On Thu, Oct 14, 2010 at 5:19 PM, R. Mattes wrote:
On Thu, 14 Oct 2010 17:05:11 -0400, Orcan Ogetbil
wrote
No need to play word games. I mean in C/C++ you
need to use #ifdef
__WIN32__ (or whatever) if you want your program to be portable. That
is what I mean by portable code. In contrast, Java world doesn't only
consist of classes and .jar files. Many operations (especially low
level ones, or those that need speed) are implemented in JNI, which
renders Java still C/C++ dependant, hence not easily portable.
Argh, conflicting information: what point do you want to make? Is
java more portable or not?
C++: In a world of bought components recompilation is not happening.
Java & JNI: the places I've been so far all had very strict rules of
_not_ using JNI because of it's unportability.
BTW, what _many operations_ in Java are implemented in JNI? Are you maybe
mixing up Java (the language) and the Java virtual machine?
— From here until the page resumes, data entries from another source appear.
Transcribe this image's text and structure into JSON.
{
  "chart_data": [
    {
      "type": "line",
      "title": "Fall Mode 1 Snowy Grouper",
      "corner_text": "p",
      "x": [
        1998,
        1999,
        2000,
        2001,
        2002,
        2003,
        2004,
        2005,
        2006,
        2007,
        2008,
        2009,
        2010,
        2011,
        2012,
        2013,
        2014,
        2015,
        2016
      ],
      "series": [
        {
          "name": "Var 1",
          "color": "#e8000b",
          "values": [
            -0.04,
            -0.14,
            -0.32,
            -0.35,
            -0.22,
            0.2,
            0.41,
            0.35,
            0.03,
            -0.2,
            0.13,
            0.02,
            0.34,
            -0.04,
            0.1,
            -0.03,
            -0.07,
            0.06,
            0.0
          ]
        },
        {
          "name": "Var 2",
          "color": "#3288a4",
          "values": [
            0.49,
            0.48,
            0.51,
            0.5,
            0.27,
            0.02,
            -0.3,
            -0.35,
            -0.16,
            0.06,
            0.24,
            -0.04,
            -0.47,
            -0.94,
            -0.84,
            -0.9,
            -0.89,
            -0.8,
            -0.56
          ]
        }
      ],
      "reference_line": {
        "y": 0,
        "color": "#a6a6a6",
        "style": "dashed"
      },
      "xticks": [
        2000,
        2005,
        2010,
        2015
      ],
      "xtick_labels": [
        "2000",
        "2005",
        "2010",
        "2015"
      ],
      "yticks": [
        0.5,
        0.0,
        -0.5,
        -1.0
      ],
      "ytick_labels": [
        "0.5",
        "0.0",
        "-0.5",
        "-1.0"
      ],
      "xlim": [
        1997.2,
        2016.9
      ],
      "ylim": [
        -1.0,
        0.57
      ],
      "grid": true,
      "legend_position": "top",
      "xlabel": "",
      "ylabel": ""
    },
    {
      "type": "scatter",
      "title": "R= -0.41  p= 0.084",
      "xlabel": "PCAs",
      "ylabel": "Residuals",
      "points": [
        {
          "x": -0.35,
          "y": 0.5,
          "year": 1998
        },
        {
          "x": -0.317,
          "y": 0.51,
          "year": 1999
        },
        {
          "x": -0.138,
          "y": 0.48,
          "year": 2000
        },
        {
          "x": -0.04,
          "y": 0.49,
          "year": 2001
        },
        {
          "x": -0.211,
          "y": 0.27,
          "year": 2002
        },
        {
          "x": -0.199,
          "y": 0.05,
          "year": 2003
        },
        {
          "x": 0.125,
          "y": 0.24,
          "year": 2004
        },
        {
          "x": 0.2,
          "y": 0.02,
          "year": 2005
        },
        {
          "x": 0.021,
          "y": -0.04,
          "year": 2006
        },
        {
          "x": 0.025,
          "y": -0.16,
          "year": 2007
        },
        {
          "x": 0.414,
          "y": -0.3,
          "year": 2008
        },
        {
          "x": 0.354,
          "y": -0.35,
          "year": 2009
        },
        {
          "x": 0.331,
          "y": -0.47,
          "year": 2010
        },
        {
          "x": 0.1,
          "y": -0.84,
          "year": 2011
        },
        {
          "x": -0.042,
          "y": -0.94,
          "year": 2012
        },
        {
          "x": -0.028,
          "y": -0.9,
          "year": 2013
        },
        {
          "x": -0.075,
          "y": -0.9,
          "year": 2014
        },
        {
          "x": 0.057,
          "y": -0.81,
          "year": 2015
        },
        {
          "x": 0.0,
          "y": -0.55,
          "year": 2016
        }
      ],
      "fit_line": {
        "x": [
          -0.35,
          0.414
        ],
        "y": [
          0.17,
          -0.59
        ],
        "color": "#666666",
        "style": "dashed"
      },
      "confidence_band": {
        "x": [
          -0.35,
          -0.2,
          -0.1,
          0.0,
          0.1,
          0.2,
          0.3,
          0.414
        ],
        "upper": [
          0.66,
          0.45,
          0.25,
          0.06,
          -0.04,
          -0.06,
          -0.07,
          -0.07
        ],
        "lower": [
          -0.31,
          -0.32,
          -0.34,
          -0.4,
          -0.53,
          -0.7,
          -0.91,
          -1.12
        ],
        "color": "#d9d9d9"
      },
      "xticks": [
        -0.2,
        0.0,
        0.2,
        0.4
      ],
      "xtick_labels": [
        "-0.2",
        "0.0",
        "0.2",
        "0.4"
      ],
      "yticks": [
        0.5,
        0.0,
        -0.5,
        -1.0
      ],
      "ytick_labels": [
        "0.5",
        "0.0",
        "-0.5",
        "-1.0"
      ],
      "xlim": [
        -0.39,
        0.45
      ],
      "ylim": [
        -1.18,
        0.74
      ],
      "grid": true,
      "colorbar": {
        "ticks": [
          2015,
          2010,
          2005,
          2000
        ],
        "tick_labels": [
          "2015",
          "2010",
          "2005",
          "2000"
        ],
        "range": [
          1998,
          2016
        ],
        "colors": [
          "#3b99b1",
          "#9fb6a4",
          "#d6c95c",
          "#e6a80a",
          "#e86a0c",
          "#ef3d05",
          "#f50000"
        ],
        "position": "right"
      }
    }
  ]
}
The point is, Java is more portable, but not a lot more portable as it
claims to be (or used to claim to be). As a packager at Fedora I came
across many JNI based libraries, such as jjack (Java API for Jack),
libswt3 (I think this is a graphical toolkit). There are also Java
implementations (with JNI) of fluidsynth, portmidi. There is plenty of
other ones, but since I don't package those and since I am simply not
that much interested in, I can't tell them right out of my head.